Wegweisendes Urteil: US-Gericht stoppt Versand von Abtreibungspillen – Supreme Court angerufen
Ein Bundesberufungsgericht in New Orleans hat den Versand des Abtreibungsmedikaments Mifepriston per Post vorläufig untersagt. Die einstimmige Entscheidung des konservativen Fifth Circuit Court of Appeals vom Freitag kippt eine unter der Regierung Biden erlassene Regelung der Arzneimittelbehörde FDA, die telemedizinische Verschreibungen und die Zustellung über Apotheken oder den Postweg erlaubte. Nun müssen Schwangere das Mittel wieder persönlich in Kliniken oder Arztpraxen abholen. Der Hersteller Danco Laboratories reichte bereits am Samstag eine dringende Beschwerde beim Obersten Gerichtshof ein, um die Blockade auszusetzen – der Beginn eines Rechtsstreits, der die Abtreibungslandschaft in den Vereinigten Staaten grundlegend verändern könnte.
Aus der Perspektive Washingtons stellt das Urteil den schwersten Eingriff in die Abtreibungspolitik seit der Aufhebung von Roe v. Wade im Juni 2022 dar. Die konservative Mehrheit am Supreme Court hatte damals den Bundesstaaten die Regelungshoheit zurückgegeben. Seither haben rund zwanzig Staaten, darunter Louisiana als Klägerin des Verfahrens, Abtreibungen weitgehend verboten oder streng eingeschränkt. Das neue Urteil geht jedoch weit über die Grenzen Louisianas hinaus: Es entfaltet bundesweite Wirkung und untergräbt das Geschäftsmodell vieler Telemedizin-Anbieter, die Frauen in restriktiven Staaten per Post mit Pillen versorgten. Nach Daten von Fachorganisationen werden mehr als ein Viertel aller Schwangerschaftsabbrüche in den USA auf diesem Weg durchgeführt.
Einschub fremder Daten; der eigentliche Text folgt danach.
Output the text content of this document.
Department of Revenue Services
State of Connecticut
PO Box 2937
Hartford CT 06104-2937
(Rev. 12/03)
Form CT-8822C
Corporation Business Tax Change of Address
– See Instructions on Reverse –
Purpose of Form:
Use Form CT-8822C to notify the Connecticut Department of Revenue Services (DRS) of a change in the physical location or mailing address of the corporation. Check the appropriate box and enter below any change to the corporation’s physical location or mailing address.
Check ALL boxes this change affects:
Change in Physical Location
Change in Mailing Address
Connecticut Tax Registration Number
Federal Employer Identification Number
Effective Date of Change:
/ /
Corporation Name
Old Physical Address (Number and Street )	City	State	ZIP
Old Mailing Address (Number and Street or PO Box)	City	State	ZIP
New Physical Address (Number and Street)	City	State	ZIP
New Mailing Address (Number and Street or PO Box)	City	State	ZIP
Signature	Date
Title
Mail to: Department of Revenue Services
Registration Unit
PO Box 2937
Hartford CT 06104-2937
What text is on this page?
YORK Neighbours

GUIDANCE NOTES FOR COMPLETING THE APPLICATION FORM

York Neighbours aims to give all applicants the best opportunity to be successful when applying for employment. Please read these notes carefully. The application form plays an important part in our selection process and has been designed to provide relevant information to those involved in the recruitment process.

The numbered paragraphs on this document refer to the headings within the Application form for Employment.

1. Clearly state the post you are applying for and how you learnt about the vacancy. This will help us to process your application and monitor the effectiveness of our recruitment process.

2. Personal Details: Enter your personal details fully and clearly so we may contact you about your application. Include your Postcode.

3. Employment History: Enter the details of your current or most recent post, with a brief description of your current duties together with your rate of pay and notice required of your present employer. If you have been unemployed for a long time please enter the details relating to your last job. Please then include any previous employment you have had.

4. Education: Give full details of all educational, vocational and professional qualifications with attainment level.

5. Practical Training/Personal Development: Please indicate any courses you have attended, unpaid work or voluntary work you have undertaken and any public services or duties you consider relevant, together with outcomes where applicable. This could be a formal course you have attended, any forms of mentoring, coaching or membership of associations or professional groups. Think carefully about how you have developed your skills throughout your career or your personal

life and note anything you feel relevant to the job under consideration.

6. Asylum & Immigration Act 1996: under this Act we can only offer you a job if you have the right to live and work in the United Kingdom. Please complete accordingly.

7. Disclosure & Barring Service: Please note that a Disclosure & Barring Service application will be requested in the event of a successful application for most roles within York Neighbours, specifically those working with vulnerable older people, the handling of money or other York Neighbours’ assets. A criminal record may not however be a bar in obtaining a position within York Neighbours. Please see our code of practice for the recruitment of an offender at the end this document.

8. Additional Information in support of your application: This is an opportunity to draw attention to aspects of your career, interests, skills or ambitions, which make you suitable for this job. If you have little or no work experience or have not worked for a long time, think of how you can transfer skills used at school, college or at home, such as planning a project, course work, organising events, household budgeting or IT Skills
Beobachter in Europa, insbesondere in Deutschland, Österreich und der Schweiz, verfolgen die Entwicklung mit Sorge, auch wenn die Rechtslage dort eine andere ist. In allen drei Ländern ist der Zugang zu Mifepriston legal und überwiegend durch die Krankenkassen gedeckt; telemedizinische Verschreibungen sind in Deutschland etwa unter Auflagen möglich. Der Fall zeigt jedoch, wie justiziable Auseinandersetzungen um Arzneimittelzulassungen künftig auch hierzulande instrumentalisiert werden könnten. Die Kläger in den USA berufen sich auf ein umstrittenes Sicherheitsgutachten, das von Kritikern als „Junk Science“ bezeichnet wird. Die FDA selbst hatte die Sicherheit von Mifepriston mehrfach bestätigt. Dass ein Gericht nun die fachliche Autorität der Zulassungsbehörde derart missachtet, setzt einen Präzedenzfall, der weit über die Abtreibungsdebatte hinausweist.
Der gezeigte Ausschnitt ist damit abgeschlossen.